I think the decisions around how far to go rest with the analysis of cost and practicality related to logistics and similar operational factors. In our state for example, it is more effective to use the state patrol for policing support services in remote, rural areas. They have the statutory responsibility to be on the highways-- so there are instances where they can simply do it better and cheaper. On the other end of that discussion- I do not understand why state parks and other related facilities located in large urban areas (such as ours) do not contract back to the local jurisdiction for maintenance and other services rather than have facilities, staff, and physical resources/equipment dedicated to "islands" of work. It would be a worthwhile cost study to undertake. Likewise, rather than build more prisons, states have found it smarter and cheaper to contract for jail beds with local jails. The steel is just as tough!

I believe that common sense has really driven many of the advances in consolidation and collaboration.
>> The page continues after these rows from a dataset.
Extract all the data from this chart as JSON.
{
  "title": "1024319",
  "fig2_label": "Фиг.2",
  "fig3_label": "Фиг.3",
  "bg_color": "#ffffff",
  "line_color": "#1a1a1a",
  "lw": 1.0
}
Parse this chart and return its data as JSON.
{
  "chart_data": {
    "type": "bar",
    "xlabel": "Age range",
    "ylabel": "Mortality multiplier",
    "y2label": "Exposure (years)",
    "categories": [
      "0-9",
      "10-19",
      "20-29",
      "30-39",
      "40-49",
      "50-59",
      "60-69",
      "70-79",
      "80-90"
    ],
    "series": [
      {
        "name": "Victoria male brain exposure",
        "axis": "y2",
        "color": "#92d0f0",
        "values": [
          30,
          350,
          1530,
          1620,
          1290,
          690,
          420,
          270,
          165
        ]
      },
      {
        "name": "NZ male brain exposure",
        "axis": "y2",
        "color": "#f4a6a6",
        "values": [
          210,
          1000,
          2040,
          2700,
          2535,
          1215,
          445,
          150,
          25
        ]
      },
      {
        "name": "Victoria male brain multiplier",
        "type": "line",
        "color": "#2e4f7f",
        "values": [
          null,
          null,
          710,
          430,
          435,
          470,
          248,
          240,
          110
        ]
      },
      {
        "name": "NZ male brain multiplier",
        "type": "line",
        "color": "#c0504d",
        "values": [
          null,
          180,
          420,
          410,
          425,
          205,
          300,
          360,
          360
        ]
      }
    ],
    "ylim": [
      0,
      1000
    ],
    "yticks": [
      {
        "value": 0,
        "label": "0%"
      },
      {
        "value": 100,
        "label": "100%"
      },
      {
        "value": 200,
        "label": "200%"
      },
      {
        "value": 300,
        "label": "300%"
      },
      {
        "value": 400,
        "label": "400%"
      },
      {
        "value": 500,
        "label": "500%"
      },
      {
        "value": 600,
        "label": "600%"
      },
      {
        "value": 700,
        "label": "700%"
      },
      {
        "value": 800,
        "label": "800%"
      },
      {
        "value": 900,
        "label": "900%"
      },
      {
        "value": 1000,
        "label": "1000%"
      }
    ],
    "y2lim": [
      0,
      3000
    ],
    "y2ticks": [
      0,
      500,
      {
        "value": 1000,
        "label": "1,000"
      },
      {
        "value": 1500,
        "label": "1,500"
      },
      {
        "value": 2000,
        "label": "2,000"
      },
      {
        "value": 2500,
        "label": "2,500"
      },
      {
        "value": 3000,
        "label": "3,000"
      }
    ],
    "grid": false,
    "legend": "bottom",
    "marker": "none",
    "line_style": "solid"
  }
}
Simply adding to already-large and inefficent or ineffective bureaucracies does not make sense either. The only way this works is when folks do a detailed and thorough analysis, creating sound information that can support informed decisions.

on Nov 21, 2013

I really appreciate your ideas. It is good that the city found that key services could be preserved through a projected $2 million. They are trying hard to reduce the cost. I really enjoyed what you had to say. Well, at least I am interested. Thanks.